Sonnet by John Clare (1841)

I love to see the summer beaming forth

And white wool sack clouds sailing to the north

I love to see the wild flowers come again

And mare blobs stain with gold the meadow drain

And water lillies whiten on the floods

Where reed clumps rustle like a wind shook wood

Where from her hiding place the Moor Hen pushes

And seeks her flag nest floating in bull rushes

I like the willow leaning half way o'er

The clear deep lake to stand upon its shore

I love the hay grass when the flower head swings

To summer winds and insects happy wings

That sport about the meadow the bright day

And see bright beetles in the clear lake play

3 March 2007

Keane

Years ago, music was close to the top of my personal agenda. Seeing live music and singing for a semi-pro East Yorkshire band, playing vinyl LPs till they were worn out, avidly reading "Melody Maker" and "New Musical Express" - it all seemed so important. As if this is where I would find the essence of life. I can see it in my own son too - every opportunity he's watching bands. Last year, he even flew to the Roskilde Festival in Denmark and this year he's planning on Glastonbury if he can secure a ticket.
Although I still make up songs on my guitar, music doesn't mean so much to me any more. I'd often rather listen to a good discussion on Radio 4 than some popular chart pap. So it's now most uncommon for me to buy tickets for any concert but before Christmas, on a whim I bought two tickets for last night's show at the cavernous Sheffield Arena. The stars of the show were that tuneful three man outfit from Sussex - Keane, fronted by their most unlikely looking but incredibly gifted lead singer - Tom Chaplin.

I have often wondered how the band got their name so before tapping out this blogpost I undertook a little research - "Keane named themselves after a little old lady called Cherry Keane who lived next door to the Chaplins. Tom laughs off the assumption in some press that she was his nanny. "That's just a classic stereotype: the posh boy's nanny! She was a friend who used to look after us and occasionally helped at the school. She was an inspirational person. I'd tell her that I wanted to be a singer and she'd say, 'Go for it,' whereas my Mum and Dad told me 'That's stupid'. Cherry had a sense of humour and fun. She also had no children of her own, so she had a lot of 'adopted' children, in a sense."When Cherry Keane died, she left her modest Bexhill house to Tom and his two siblings. "I used some of the money to see me through the harder times with the music," he says, "so in an indirect way she was there to save the day." The band initially named themselves Cherry Keane, until they realised, as Tom puts it, "that people were associating it with the deflowering of virgins".

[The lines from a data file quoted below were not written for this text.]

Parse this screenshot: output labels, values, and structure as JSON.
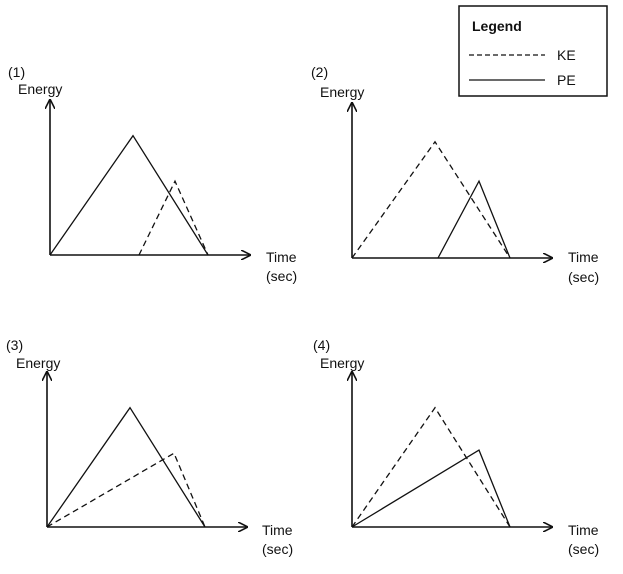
{
  "legend": {
    "title": "Legend",
    "items": [
      {
        "label": "KE",
        "style": "dashed"
      },
      {
        "label": "PE",
        "style": "solid"
      }
    ]
  },
  "graphs": [
    {
      "number": "(1)",
      "ylabel": "Energy",
      "xlabel_line1": "Time",
      "xlabel_line2": "(sec)",
      "chart_data": {
        "type": "line",
        "xlim": [
          0,
          10
        ],
        "ylim": [
          0,
          10
        ],
        "series": [
          {
            "name": "PE",
            "style": "solid",
            "points": [
              [
                0,
                0
              ],
              [
                4.15,
                7.6
              ],
              [
                7.9,
                0
              ]
            ]
          },
          {
            "name": "KE",
            "style": "dashed",
            "points": [
              [
                4.45,
                0
              ],
              [
                6.25,
                4.7
              ],
              [
                7.9,
                0
              ]
            ]
          }
        ]
      }
    },
    {
      "number": "(2)",
      "ylabel": "Energy",
      "xlabel_line1": "Time",
      "xlabel_line2": "(sec)",
      "chart_data": {
        "type": "line",
        "xlim": [
          0,
          10
        ],
        "ylim": [
          0,
          10
        ],
        "series": [
          {
            "name": "KE",
            "style": "dashed",
            "points": [
              [
                0,
                0
              ],
              [
                4.15,
                7.4
              ],
              [
                7.9,
                0
              ]
            ]
          },
          {
            "name": "PE",
            "style": "solid",
            "points": [
              [
                4.3,
                0
              ],
              [
                6.35,
                4.9
              ],
              [
                7.9,
                0
              ]
            ]
          }
        ]
      }
    },
    {
      "number": "(3)",
      "ylabel": "Energy",
      "xlabel_line1": "Time",
      "xlabel_line2": "(sec)",
      "chart_data": {
        "type": "line",
        "xlim": [
          0,
          10
        ],
        "ylim": [
          0,
          10
        ],
        "series": [
          {
            "name": "PE",
            "style": "solid",
            "points": [
              [
                0,
                0
              ],
              [
                4.15,
                7.6
              ],
              [
                7.9,
                0
              ]
            ]
          },
          {
            "name": "KE",
            "style": "dashed",
            "points": [
              [
                0,
                0
              ],
              [
                6.35,
                4.7
              ],
              [
                7.9,
                0
              ]
            ]
          }
        ]
      }
    },
    {
      "number": "(4)",
      "ylabel": "Energy",
      "xlabel_line1": "Time",
      "xlabel_line2": "(sec)",
      "chart_data": {
        "type": "line",
        "xlim": [
          0,
          10
        ],
        "ylim": [
          0,
          10
        ],
        "series": [
          {
            "name": "KE",
            "style": "dashed",
            "points": [
              [
                0,
                0
              ],
              [
                4.15,
                7.6
              ],
              [
                7.9,
                0
              ]
            ]
          },
          {
            "name": "PE",
            "style": "solid",
            "points": [
              [
                0,
                0
              ],
              [
                6.35,
                4.9
              ],
              [
                7.9,
                0
              ]
            ]
          }
        ]
      }
    }
  ]
}
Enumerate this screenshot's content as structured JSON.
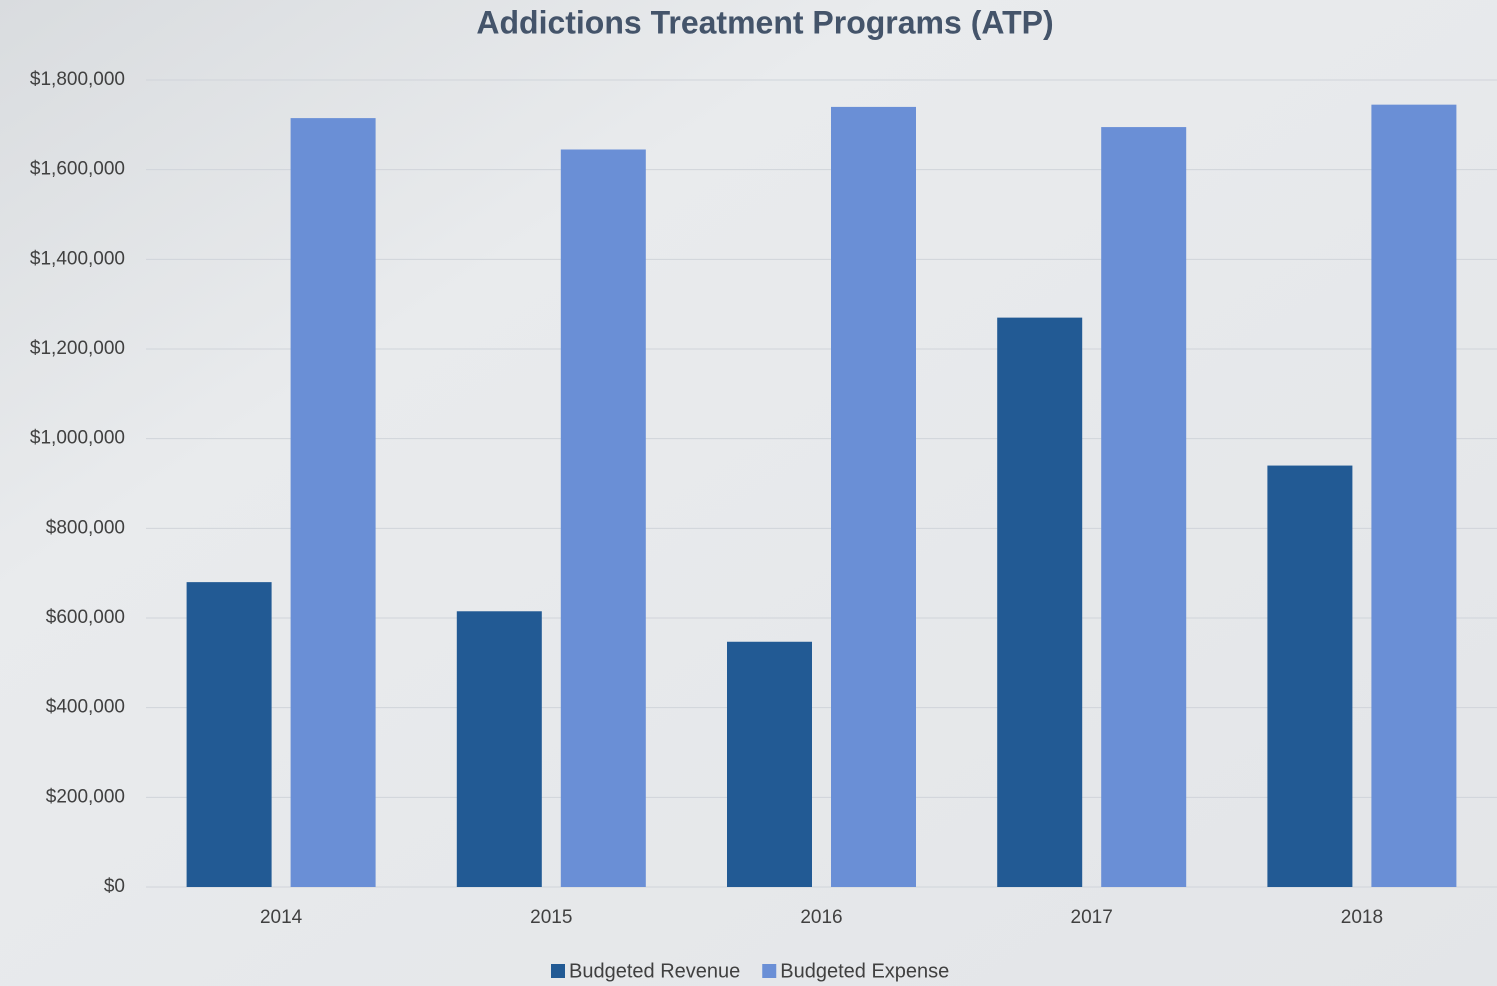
{
  "chart_data": {
    "type": "bar",
    "title": "Addictions Treatment Programs (ATP)",
    "categories": [
      "2014",
      "2015",
      "2016",
      "2017",
      "2018"
    ],
    "series": [
      {
        "name": "Budgeted Revenue",
        "color": "#225a94",
        "values": [
          680000,
          615000,
          547000,
          1270000,
          940000
        ]
      },
      {
        "name": "Budgeted Expense",
        "color": "#6a8fd6",
        "values": [
          1715000,
          1645000,
          1740000,
          1695000,
          1745000
        ]
      }
    ],
    "ylim": [
      0,
      1800000
    ],
    "yticks": [
      {
        "value": 0,
        "label": "$0"
      },
      {
        "value": 200000,
        "label": "$200,000"
      },
      {
        "value": 400000,
        "label": "$400,000"
      },
      {
        "value": 600000,
        "label": "$600,000"
      },
      {
        "value": 800000,
        "label": "$800,000"
      },
      {
        "value": 1000000,
        "label": "$1,000,000"
      },
      {
        "value": 1200000,
        "label": "$1,200,000"
      },
      {
        "value": 1400000,
        "label": "$1,400,000"
      },
      {
        "value": 1600000,
        "label": "$1,600,000"
      },
      {
        "value": 1800000,
        "label": "$1,800,000"
      }
    ],
    "grid": true,
    "legend": "bottom"
  }
}
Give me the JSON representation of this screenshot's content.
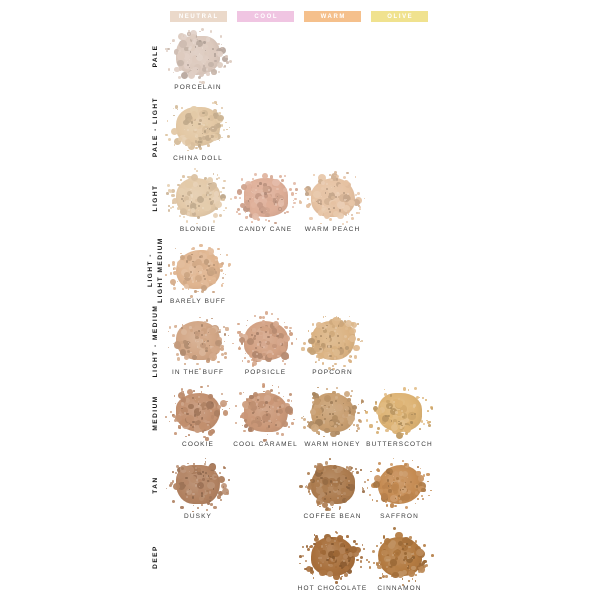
{
  "chart_data": {
    "type": "table",
    "title": "",
    "background": "#FFFFFF",
    "legend_position": "top",
    "columns": [
      {
        "id": "neutral",
        "label": "NEUTRAL",
        "color": "#EBD9CA"
      },
      {
        "id": "cool",
        "label": "COOL",
        "color": "#F0C5E2"
      },
      {
        "id": "warm",
        "label": "WARM",
        "color": "#F5C08C"
      },
      {
        "id": "olive",
        "label": "OLIVE",
        "color": "#F0E28F"
      }
    ],
    "rows": [
      {
        "label": "PALE",
        "label_lines": [
          "PALE"
        ],
        "shades": [
          {
            "name": "PORCELAIN",
            "column": "neutral",
            "color": "#DCC9BD"
          }
        ]
      },
      {
        "label": "PALE - LIGHT",
        "label_lines": [
          "PALE - LIGHT"
        ],
        "shades": [
          {
            "name": "CHINA DOLL",
            "column": "neutral",
            "color": "#E3C8A4"
          }
        ]
      },
      {
        "label": "LIGHT",
        "label_lines": [
          "LIGHT"
        ],
        "shades": [
          {
            "name": "BLONDIE",
            "column": "neutral",
            "color": "#E3C9A8"
          },
          {
            "name": "CANDY CANE",
            "column": "cool",
            "color": "#DEAE97"
          },
          {
            "name": "WARM PEACH",
            "column": "warm",
            "color": "#E6C2A2"
          }
        ]
      },
      {
        "label": "LIGHT - LIGHT MEDIUM",
        "label_lines": [
          "LIGHT -",
          "LIGHT MEDIUM"
        ],
        "shades": [
          {
            "name": "BARELY BUFF",
            "column": "neutral",
            "color": "#E0B590"
          }
        ]
      },
      {
        "label": "LIGHT - MEDIUM",
        "label_lines": [
          "LIGHT - MEDIUM"
        ],
        "shades": [
          {
            "name": "IN THE BUFF",
            "column": "neutral",
            "color": "#D2A685"
          },
          {
            "name": "POPSICLE",
            "column": "cool",
            "color": "#D3A183"
          },
          {
            "name": "POPCORN",
            "column": "warm",
            "color": "#DBB383"
          }
        ]
      },
      {
        "label": "MEDIUM",
        "label_lines": [
          "MEDIUM"
        ],
        "shades": [
          {
            "name": "COOKIE",
            "column": "neutral",
            "color": "#C28F6E"
          },
          {
            "name": "COOL CARAMEL",
            "column": "cool",
            "color": "#CB9878"
          },
          {
            "name": "WARM HONEY",
            "column": "warm",
            "color": "#C89E70"
          },
          {
            "name": "BUTTERSCOTCH",
            "column": "olive",
            "color": "#DDB374"
          }
        ]
      },
      {
        "label": "TAN",
        "label_lines": [
          "TAN"
        ],
        "shades": [
          {
            "name": "DUSKY",
            "column": "neutral",
            "color": "#B28261"
          },
          {
            "name": "COFFEE BEAN",
            "column": "warm",
            "color": "#AC7B4E"
          },
          {
            "name": "SAFFRON",
            "column": "olive",
            "color": "#C58B52"
          }
        ]
      },
      {
        "label": "DEEP",
        "label_lines": [
          "DEEP"
        ],
        "shades": [
          {
            "name": "HOT CHOCOLATE",
            "column": "warm",
            "color": "#A86F3B"
          },
          {
            "name": "CINNAMON",
            "column": "olive",
            "color": "#B37A40"
          }
        ]
      }
    ]
  }
}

So how were the lads at Sheffield Arena? To tell you the truth, they were A1 f-ing brilliant! Considering it's just three guys, they make such a big sound. The concert was nicely varied with a semi-acoustic section performed at the end of a walkway that extended from the stage into the crowd and there was also an imaginatively utilised and slatted rear video screen that showed the guys doing their stuff. They were on stage for nearly ninety minutes.

Tom Chaplin was amazing. To possess a voice like that and to hear it amplified in a hall that holds nine thousand people! There was not one bum note, just a plaintive voice soaring up and down, somehow tuning in to the fears and the aspirations of our world, connecting with those who want to sing away their pain and their joy but do not have the vocal chords to do it. Wow! Keane!